Thanks monpere - your cautions are well taken. I do have an issue with "needing to be right" and I agree that trying to understand the market can amplify this "psychological trap" - I monitor myself to minimize this and sometimes I do better than others. I read the market based on technical analysis but this practice means something different to different traders. I use technical analysis (the volume and chart patterns) to give me clues as to what traders are trying to do, what they might be waiting for to act, when a "goal" may be accomplished, etc. Ultimately I place bets - sometimes those bets pay off, sometimes they don't. Mostly I try to understand the context so I know which kinds of trades are more likely to be successful given my understanding of the context. I'm not trying to understand the "why" in the sense of cnbc or fundamentals but in the sense of what forced traders to act, when did they give up, where were they satisfied.
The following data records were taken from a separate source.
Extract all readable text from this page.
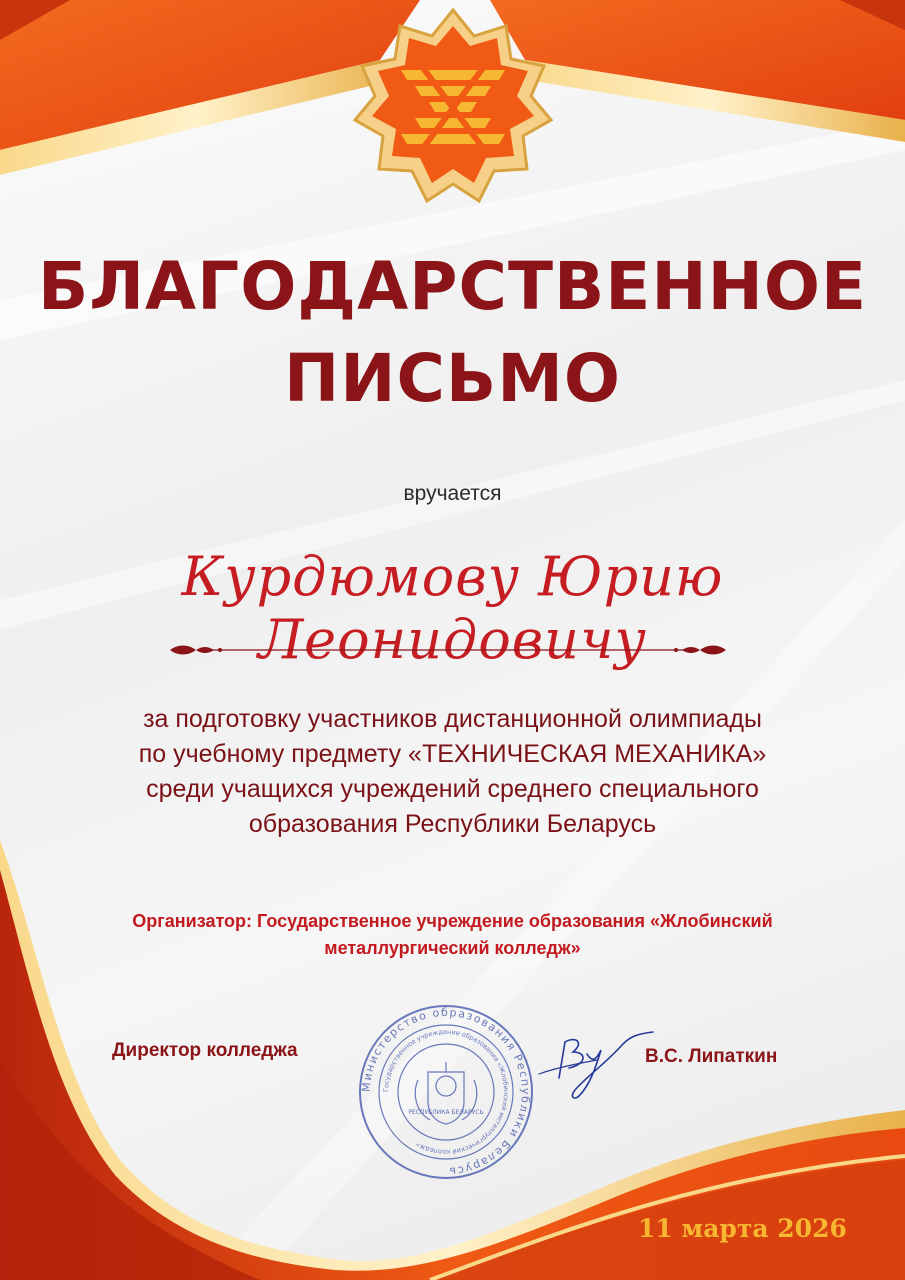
БЛАГОДАРСТВЕННОЕ
ПИСЬМО
вручается
Курдюмову Юрию Леонидовичу
за подготовку участников дистанционной олимпиады
по учебному предмету «ТЕХНИЧЕСКАЯ МЕХАНИКА»
среди учащихся учреждений среднего специального
образования Республики Беларусь
Организатор: Государственное учреждение образования «Жлобинский
металлургический колледж»
Директор колледжа
Министерство образования Республики Беларусь
Государственное учреждение образования «Жлобинский металлургический колледж»
РЕСПУБЛИКА БЕЛАРУСЬ
В.С. Липаткин
11 марта 2026
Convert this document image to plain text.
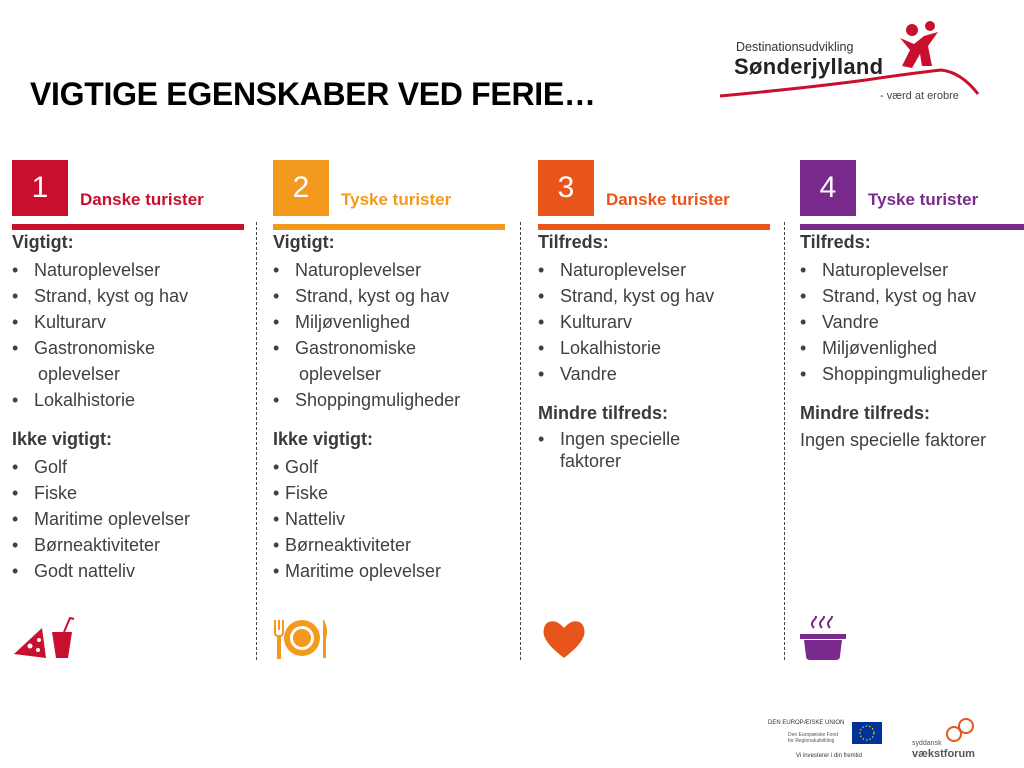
VIGTIGE EGENSKABER VED FERIE…
Destinationsudvikling
Sønderjylland
- værd at erobre
1	Danske turister
Vigtigt:
• Naturoplevelser
• Strand, kyst og hav
• Kulturarv
• Gastronomiske
oplevelser
• Lokalhistorie
Ikke vigtigt:
• Golf
• Fiske
• Maritime oplevelser
• Børneaktiviteter
• Godt natteliv
2	Tyske turister
Vigtigt:
• Naturoplevelser
• Strand, kyst og hav
• Miljøvenlighed
• Gastronomiske
oplevelser
• Shoppingmuligheder
Ikke vigtigt:
• Golf
• Fiske
• Natteliv
• Børneaktiviteter
• Maritime oplevelser
3	Danske turister
Tilfreds:
• Naturoplevelser
• Strand, kyst og hav
• Kulturarv
• Lokalhistorie
• Vandre
Mindre tilfreds:
• Ingen specielle
faktorer
4	Tyske turister
Tilfreds:
• Naturoplevelser
• Strand, kyst og hav
• Vandre
• Miljøvenlighed
• Shoppingmuligheder
Mindre tilfreds:
Ingen specielle faktorer
DEN EUROPÆISKE UNION
Den Europæiske Fond for Regionaludvikling
Vi investerer i din fremtid
syddansk
vækstforum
I don't think you can necessarily know these things - and I don't think that placing a winning trade means you were "right" - I just think that this type of analysis gives me a basis on which to place bets, one that I feel is effective.
I will note that the pattern which I described as a final flag and the "last gasp of the move" took the market to 3488 and it has fallen back to ~3400 since then. Does this mean I was "right" in my description of what took place? I don't know. I just want to use the type of analysis I describe as the basis for placing bets because it makes sense to me based on my understanding of how markets work.
Seek freedom and become captive of your desires. Seek discipline and find your liberty. - Frank Herbert
I agree with you TIYF - however, I also think that volume and price patterns can tell you about the things I mentioned in my reply to monpere. If you try to understand the underlying phenomenology (traders actions) based on their signature (volume and price patterns) and you then piece together a model for making decisions which results in higher expectation for your trading bets, you can be successful. Of course, as monpere pointed out, there are many approaches which can be profitable - each with their own pros and cons.
Seek freedom and become captive of your desires. Seek discipline and find your liberty. - Frank Herbert
Good call. It's a classic double top divergence, and triggering on a cluster of tiny narrow range bars for great risk/reward. Too bad it missed the the numbers you were looking for by a wee bit. Might still get back up there though.
Another nearly trade! I was looking for a spike of the LTRO news but it didn't get high enough for me. If it does get up there I will still be looking to short depending on how it gets there.
I wasn't as optimistic as you, I took longs and shorts after the LTRO announcement. LTRO, TARP, QE3 been there done that! It was a strange day for me, the blue circles are targets I had orders sitting on. Price traded on that price but I didn't get filled. Seemed like either the entry or exit of every trade for awhile. I was holding a long wanting 1.3472 when the speech got underway. Actually it took awhile to fall, I dumped the long trade and sold the pivot targeting the buy number. When I scrolled down on the chart I saw Yesterday's low. I drug the target down to 90 but price pulled back first and didn't trade at 90. I was screaming by now, I just went through this on almost every trade I've made. Price backed off to the buy number (on one minute chart) then dropped and filled me. This was enough for me. I shut down everything and called it a day.
As Monpere previously stated we had a classic double top divergence. Given that the five week weekly range is around 304 points I wonder if we now have that range about set but as they say anything can happen.
Diverging the other way. Time to tighten the stops from the short, if you captured part of the nearly 8:1 MFE so far. If reversed to long, I'd be at break even stop at this point, since we got to 2:1 MFE on the long side.